La Corte di Cassazione, con la sentenza del 5 febbraio 2025 n. 2861 è chiamata a verificare la correttezza della quantificazione per la perdita di chance per sopravvivenza operata dalla Corte di Appello. Rileva che la stessa resiste a tutte le censure di parte ricorrente.
Ed invero il giudice territoriale aveva ritenuto “più conforme ai parametri dettati dalla giurisprudenza della Cassazione, la modalità di computo che parte dalla determinazione della somma che sarebbe spettata alla vittima nel caso di invalidità permanente al 100% di persona di 29 anni (pari complessivamente ad Euro 1.063.152,00 in applicazione delle vigenti tabelle aggiornate) suddividendola per il numero di anni che avrebbe potuto ancora vivere secondo i parametri medi Istat (ovvero ulteriori 50 anni), ottenendo così il valore di Euro 21.263,04, da moltiplicare per il numero di anni corrispondenti all’aspettativa di vita complessivamente “sperata” (ovvero 5 anni) pervenendo così all’importo di Euro 106.315,20″, dovendosi, poi, da “tale somma . essere quindi decurtato l’importo corrispondente ai 15 mesi vissuti dopo l’intervento del 12.12.2013 (pari a complessive Euro 26.578,80)” e, infine, applicata, “all’importo così ottenuto, pari ad Euro 79.736,40, … l’aliquota percentuale corrispondente alla possibilità di verificazione della chance perduta”, ossia – “prudenzialmente, in applicazione dell’art. 2697 c.c. e dell’onere della parte di dimostrare l’entità delle chances perdute” – quella minima del 40%) “il valore della chance di sopravvivenza perduta (doveva) nella fattispecie essere quantificata in complessive Euro 31.894,56 omnia”, con “gli interessi legali ex art. 1284 c.c. dalla sentenza all’effettivo soddisfo“.

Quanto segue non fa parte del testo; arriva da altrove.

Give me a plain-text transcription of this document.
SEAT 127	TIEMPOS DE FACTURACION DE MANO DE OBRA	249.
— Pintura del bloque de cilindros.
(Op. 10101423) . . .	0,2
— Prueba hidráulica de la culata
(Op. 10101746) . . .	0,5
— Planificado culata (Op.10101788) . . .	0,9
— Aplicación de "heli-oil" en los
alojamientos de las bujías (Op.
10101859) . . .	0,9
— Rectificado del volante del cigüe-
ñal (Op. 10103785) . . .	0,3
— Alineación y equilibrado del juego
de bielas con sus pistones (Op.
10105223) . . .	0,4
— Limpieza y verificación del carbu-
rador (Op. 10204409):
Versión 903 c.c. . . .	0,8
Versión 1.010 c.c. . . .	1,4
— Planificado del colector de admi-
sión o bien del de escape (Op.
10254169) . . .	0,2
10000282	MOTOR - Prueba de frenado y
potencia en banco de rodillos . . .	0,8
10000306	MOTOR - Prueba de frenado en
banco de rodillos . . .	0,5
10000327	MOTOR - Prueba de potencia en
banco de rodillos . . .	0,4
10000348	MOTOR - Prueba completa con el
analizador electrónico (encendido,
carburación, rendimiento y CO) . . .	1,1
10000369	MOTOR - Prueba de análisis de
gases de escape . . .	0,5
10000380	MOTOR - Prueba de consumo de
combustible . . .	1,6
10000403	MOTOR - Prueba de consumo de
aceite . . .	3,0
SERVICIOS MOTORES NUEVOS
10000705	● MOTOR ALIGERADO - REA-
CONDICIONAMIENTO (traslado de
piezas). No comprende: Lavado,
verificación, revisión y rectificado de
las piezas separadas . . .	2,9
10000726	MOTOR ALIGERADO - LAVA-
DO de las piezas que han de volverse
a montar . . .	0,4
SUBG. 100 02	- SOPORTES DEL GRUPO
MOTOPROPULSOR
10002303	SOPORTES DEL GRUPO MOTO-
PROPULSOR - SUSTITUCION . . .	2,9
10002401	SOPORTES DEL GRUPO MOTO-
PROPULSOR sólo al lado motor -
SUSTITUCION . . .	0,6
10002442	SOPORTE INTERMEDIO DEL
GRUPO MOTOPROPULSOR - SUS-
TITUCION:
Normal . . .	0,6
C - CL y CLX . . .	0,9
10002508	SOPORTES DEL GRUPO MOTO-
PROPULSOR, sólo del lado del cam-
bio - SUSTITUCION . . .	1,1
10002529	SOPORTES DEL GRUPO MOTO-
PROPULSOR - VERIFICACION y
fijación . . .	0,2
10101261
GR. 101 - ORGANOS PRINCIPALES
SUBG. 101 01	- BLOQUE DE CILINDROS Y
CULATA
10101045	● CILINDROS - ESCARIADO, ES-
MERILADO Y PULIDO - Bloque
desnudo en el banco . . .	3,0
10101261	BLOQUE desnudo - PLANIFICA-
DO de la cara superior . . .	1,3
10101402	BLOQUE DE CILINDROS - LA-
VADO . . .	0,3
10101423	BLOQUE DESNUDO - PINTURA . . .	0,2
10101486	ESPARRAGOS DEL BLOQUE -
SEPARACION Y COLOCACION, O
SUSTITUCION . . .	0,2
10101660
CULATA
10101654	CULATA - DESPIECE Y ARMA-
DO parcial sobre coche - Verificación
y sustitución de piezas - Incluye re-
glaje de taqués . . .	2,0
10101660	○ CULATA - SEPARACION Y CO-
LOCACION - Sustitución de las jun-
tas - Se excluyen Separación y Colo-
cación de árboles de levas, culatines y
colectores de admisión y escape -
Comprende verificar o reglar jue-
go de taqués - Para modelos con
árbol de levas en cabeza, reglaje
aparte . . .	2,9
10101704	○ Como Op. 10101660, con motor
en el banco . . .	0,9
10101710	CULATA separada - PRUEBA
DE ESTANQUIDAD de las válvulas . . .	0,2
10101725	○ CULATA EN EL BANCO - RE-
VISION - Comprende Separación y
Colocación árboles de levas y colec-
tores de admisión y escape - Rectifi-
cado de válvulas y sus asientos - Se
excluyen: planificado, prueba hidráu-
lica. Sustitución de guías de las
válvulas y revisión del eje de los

La Corte di Cassazione precisa che “è necessario un giudizio di prudente contemperamento dei vari fattori di probabile incidenza sul danno nel caso concreto, sicché, pur nell’esercizio di un potere di carattere discrezionale, il giudice è chiamato a dare conto, in motivazione, del peso specifico attribuito ad ognuno di essi, in modo da rendere evidente il percorso logico seguito nella propria determinazione e consentire il sindacato del rispetto dei principi del danno effettivo e dell’integralità del risarcimento. Ne consegue che, allorché non siano indicate le ragioni dell’operato apprezzamento e non siano richiamati gli specifici criteri utilizzati nella liquidazione, la sentenza incorre sia nel vizio di nullità per difetto di motivazione (indebitamente ridotta al disotto del “minimo costituzionale” richiesto dall’art. 111, comma sesto, Cost.), sia nel vizio di violazione dell’art. 1226 c.c. (Cass. n. 22272/2018; Cass. n. 18795/2021). Nella specie, il giudice di appello non solo ha dato puntuale risalto ai vari parametri di liquidazione utilizzati, al peso attribuito a ciascuno di essi e al loro combinato operare (cfr. la sintesi al par. 9.1., che precede e alla quale integralmente si rinvia), ma ha, altresì, optato, in assenza di tabelle preordinate di riferimento, per una stima che – in conformità a quanto affermato dalla giurisprudenza di questa Corte (cfr. par. 7.1.1., che precede) – non è stata parametrata né ai valori tabellari previsti per la perdita della vita, né a quelli del danno biologico temporaneo, avendo come riferimento finale, in coerenza con la configurazione del danno da risarcirsi e degli elementi utili allo scopo (diversamente da quanto incongruamente opinato dal primo giudice in ragione del riferimento al parametro statistico della vita media per ulteriori 50 anni, consentaneo, invero, ad un danno da morte anticipata e non da perdita chance), il moltiplicatore rappresentato dal “numero di anni corrispondenti all’aspettativa di vita complessivamente “sperata” (ovvero 5 anni)“.
Eppure tale procedimento si presta almeno a due considerazioni critiche.
La prima riguarda il riferimento ad un elemento (il danno non patrimoniale per la lesione alla salute) ontologicamente differente da quello che è oggetto di calcolo: ossia il diritto alla vita.
La secondo, a carattere più sistematico, pone un reale interrogativo: per quale motivo il danno da perdita di chances già entrato nel patrimonio del danneggiato ancora in vita può essere risarcito allo stesso mentre non può essere nello stesso modo reclamato dai congiunti in via iure successionis (in tutti i casi in cui si dibatte della morte)? Se l’acquisizione del diritto è già avvenuto, la morte non può determinare l’azzeramento del suo contenuto ma semplicemente la trasmissione agli eredi. E’ evidente che il tabù del danno tanatologico (la cui irrisarcibilità è un vero è proprio dogma) mette alla prova tale metodo di calcolo.